To run the motif analysis tool you have to specify the analysis type (matching or enrichment). Furthermore, in order to run the motif enrichment tool you should run the motif match in advance and then the motif enrichment.
Run this command to see all available options:
rgt-motifanalysis matching --help
Inputs are genomic regions in BED or BigBed format that you wish to perform motif matching on. If an experimental matrix is provided, the inputs are ignored. If a Gene List is provided, then both the inputs and the experimental matrix are ignored, since the regions will be extracted from the promoters of the organism’s genes.
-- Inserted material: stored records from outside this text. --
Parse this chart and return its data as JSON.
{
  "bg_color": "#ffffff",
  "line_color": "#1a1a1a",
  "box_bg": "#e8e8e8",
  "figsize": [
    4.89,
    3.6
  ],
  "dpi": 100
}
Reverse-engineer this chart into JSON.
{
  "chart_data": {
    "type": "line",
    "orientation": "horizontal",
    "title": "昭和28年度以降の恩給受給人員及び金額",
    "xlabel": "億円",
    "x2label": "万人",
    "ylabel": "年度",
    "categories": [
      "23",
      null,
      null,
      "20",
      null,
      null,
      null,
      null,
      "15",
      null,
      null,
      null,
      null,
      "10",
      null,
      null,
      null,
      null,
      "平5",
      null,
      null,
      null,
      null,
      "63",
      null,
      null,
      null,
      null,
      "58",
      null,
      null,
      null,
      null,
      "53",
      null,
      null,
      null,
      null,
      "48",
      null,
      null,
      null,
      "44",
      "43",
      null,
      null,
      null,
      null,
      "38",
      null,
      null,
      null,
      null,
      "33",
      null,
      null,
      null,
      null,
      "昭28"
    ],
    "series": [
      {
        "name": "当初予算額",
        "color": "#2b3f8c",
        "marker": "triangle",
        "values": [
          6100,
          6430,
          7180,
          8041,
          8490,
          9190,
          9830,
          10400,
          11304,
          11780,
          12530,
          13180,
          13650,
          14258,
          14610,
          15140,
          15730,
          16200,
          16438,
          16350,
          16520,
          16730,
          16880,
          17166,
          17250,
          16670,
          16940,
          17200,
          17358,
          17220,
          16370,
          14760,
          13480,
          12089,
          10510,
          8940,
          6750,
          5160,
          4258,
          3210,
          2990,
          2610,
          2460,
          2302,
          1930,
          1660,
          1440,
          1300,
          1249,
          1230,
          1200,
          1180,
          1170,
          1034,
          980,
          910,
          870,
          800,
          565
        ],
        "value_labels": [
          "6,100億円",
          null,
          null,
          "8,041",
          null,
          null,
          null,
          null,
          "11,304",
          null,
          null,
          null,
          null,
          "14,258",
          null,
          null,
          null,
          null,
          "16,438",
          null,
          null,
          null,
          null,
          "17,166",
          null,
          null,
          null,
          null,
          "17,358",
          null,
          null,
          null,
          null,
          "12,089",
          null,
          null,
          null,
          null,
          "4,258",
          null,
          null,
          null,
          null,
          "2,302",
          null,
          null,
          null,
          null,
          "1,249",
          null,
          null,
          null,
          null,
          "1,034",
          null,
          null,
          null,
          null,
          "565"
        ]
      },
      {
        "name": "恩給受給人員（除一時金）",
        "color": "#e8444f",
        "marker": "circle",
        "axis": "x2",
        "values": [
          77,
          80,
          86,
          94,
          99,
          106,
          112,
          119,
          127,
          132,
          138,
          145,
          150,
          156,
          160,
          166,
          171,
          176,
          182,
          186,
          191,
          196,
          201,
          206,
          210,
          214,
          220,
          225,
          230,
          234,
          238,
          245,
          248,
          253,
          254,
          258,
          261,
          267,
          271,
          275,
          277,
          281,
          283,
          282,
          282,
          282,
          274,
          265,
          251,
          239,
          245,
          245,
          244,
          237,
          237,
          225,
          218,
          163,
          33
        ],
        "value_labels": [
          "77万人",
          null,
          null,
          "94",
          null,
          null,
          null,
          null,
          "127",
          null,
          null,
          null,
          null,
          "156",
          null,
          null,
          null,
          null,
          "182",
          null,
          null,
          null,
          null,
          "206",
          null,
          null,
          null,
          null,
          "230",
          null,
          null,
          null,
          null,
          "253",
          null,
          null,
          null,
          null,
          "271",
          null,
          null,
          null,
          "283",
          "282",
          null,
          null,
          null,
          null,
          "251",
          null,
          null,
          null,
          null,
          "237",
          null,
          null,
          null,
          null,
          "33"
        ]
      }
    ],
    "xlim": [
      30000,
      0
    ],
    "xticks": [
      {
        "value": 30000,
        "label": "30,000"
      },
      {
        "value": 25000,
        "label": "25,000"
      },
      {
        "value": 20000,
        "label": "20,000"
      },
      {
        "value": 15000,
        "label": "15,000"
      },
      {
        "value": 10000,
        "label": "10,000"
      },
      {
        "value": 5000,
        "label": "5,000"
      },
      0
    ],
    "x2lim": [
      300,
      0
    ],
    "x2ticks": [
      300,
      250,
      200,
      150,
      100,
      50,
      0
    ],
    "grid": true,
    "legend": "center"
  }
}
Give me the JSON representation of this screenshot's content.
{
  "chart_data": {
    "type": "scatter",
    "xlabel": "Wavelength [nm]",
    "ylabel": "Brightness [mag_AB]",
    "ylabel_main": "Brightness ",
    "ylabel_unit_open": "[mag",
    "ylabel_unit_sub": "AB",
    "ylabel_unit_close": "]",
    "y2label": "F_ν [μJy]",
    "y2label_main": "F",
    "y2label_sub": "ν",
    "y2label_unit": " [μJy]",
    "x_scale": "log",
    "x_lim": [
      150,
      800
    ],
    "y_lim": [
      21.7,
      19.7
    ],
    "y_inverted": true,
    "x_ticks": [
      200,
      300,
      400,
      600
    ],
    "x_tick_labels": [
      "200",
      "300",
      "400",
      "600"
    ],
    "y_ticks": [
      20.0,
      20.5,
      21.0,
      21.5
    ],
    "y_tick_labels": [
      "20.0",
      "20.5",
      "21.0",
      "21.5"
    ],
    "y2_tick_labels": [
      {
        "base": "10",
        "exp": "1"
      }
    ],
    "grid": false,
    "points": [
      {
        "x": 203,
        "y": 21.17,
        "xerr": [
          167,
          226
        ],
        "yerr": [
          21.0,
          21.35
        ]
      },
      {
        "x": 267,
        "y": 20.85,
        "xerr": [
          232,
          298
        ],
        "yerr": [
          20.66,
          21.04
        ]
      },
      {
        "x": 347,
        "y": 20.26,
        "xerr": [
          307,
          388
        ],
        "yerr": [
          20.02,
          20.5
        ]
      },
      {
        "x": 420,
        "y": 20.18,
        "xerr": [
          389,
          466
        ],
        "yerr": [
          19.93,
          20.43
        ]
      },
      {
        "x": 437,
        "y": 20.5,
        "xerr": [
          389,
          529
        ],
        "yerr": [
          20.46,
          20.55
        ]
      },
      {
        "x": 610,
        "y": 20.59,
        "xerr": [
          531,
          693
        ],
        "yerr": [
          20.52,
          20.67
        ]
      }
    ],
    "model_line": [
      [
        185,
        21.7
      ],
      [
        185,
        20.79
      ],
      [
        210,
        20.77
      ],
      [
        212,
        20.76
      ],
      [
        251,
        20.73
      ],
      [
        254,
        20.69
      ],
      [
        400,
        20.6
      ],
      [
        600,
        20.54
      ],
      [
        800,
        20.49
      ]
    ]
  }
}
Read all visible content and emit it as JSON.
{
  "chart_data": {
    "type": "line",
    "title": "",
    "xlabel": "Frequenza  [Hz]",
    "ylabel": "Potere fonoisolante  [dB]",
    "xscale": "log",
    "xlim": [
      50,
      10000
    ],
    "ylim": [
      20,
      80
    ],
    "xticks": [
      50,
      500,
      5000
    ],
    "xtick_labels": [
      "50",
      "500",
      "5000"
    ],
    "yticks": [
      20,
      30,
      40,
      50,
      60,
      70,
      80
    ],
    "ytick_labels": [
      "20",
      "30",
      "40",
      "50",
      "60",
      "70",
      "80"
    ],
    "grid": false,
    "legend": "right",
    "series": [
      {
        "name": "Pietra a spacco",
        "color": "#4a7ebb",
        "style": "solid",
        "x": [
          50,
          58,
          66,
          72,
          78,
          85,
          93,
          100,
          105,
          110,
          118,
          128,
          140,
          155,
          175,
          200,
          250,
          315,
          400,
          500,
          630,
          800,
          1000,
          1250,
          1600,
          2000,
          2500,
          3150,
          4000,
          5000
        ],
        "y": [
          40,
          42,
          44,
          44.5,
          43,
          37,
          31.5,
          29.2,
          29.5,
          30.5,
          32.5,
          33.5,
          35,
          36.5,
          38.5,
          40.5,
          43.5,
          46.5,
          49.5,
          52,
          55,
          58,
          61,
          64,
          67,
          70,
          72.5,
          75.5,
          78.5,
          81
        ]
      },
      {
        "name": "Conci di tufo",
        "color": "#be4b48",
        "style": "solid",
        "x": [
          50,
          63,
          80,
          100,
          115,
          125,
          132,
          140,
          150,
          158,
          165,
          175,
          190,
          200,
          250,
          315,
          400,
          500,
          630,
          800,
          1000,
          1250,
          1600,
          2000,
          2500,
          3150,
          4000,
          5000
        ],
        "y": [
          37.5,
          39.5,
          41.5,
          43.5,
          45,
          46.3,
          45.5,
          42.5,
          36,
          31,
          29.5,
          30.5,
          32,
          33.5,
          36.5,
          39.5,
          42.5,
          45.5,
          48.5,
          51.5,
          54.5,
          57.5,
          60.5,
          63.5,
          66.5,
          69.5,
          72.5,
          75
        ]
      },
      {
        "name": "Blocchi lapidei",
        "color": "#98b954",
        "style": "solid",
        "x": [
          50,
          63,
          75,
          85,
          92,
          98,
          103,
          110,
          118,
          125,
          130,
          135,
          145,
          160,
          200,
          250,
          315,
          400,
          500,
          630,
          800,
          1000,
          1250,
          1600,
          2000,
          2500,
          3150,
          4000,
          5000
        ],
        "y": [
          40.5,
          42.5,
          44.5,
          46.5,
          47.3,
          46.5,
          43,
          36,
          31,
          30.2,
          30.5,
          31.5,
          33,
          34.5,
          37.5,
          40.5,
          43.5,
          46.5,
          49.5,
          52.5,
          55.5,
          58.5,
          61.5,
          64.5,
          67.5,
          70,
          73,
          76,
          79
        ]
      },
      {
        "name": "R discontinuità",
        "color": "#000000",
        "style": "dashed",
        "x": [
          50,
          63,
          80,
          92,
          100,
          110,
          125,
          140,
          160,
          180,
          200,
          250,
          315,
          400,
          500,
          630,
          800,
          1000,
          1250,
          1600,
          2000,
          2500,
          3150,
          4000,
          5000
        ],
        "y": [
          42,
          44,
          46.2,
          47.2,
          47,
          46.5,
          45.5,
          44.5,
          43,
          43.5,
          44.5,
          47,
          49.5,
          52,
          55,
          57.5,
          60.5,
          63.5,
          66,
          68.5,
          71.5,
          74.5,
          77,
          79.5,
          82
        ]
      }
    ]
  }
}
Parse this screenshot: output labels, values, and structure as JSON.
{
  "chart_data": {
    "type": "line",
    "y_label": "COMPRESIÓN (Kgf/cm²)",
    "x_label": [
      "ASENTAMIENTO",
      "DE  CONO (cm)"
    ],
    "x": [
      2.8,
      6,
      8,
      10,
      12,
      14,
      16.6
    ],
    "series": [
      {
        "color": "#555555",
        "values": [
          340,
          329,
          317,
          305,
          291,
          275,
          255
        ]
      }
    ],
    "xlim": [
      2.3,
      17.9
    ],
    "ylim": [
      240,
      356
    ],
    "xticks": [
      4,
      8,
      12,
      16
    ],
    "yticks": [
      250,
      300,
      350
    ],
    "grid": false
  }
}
This analysis will populate the specified matching folder with the following files:
X_mpbs.[bed or bb]: BED or BigBed file containing the matched motif instances for each input region X (or for the selected genes’ promoter regions, if –gene-list is provided). MPBS stands for Motif-Predicted Binding Sites. If or –make-background are set, then either a random_regions_mpbs.bed or a background_regions_mpbs.bed file will also be present.
random_regions.[bed or bb]: BED or BigBed file containing the random background regions (this file is generated only if random regions are requested with –rand-proportion), plus the corresponding _mpbs file.
background_regions.[bed or bb]: BED or BigBed file containing the genomic regions corresponding to all genes of the target organism (this file is generated only if such a background is requested with –make-background), plus the corresponding _mpbs file.
Run this command to see all available options:
rgt-motifanalysis enrichment --help
A required input is the file with the regions to be used as a “background” in the enrichment statistics. The file must be in either BED or BigBed format, and it must have a corresponding MPBS file as produced from motif matching. If the background file is named “background.bed”, then the MPBS file must be named “background_mpbs.bed” and be located either in the matching location, or in the same directory as the background.
Input files can be specified just like for matching, in either BED or BigBed format. If an experimental matrix is provided, input files are ignored.
Alternatively, you can specify an experimental matrix that defines the regions in which the motif matching will be applied to. Learn more about the Experimental Matrix format here.
In case gene sets are being used, the experimental matrix may have one additional column. This column will group regions by gene sets. See the example below:
name type file genegroup
H1-hESC regions ./Input/regions_H1hesc.bed geneset1
HeLa-S3 regions ./Input/regions_HeLaS3.bed geneset1
HepG2 regions ./Input/regions_HepG2.bed geneset2
K562 regions ./Input/regions_K562.bed geneset2
UP_REG genes ./Input/up_regulated_genes.txt geneset1
DW_REG genes ./Input/down_regulated_genes.txt geneset2
In this example, H1-hESC and HeLaS3 cell types will be associated to the up-regulated (UP_REG) genes and HepG2 and K562 will be associated to down-regulated (DW_REG) genes. Commentary lines (starting with #) were added only for clarity but not required.
This analysis will populate the folder specified with –output-location. This folder will contain subfolders with names depending on the analysis type. If gene sets are provided, each folder will be named X__Y, where X is the region file name and Y is the gene set file name associated to that region. Else, if no gene sets are provided, each folder will be named after each region name only. Each of these folders will contain the following files:
coord_association.[bed or bb]: File containing the association between gene sets and regions. If no gene sets was provided, this file will associate all regions with all genes for the organism being used.
mpbs_ev.[bed or bb]: Contain all Motif-Predicted Binding Sites (MPBS) that occurred in regions that were matched to genes, in case gene sets were given; or in all regions in case no gene sets was provided.
mpbs_nev.[bed or bb]: Contain all Motif-Predicted Binding Sites (MPBS) that occured in regions that were NOT matched to genes, in case gene sets were given. In case gene sets were not given, such output is not available.
fulltest_statistics.[html and txt]: Contains the enrichment results in html and tab-separated text format. The results include, in order, the motif name, enrichment p-value, corrected enrichment p-value, Fisher’s exact test A value, Fisher’s exact test B value, Fisher’s exact test C value, Fisher’s exact test D value, foreground frequency (A/(A+B)), background frequency (C/(C+D)) and a list of genes that were matched to the regions in which that motif occurred separated by comma.
genetest_statistics.[html and txt]: Same as the above files, but regarding the gene association test. Available only if gene sets are specified in the experimental matrix.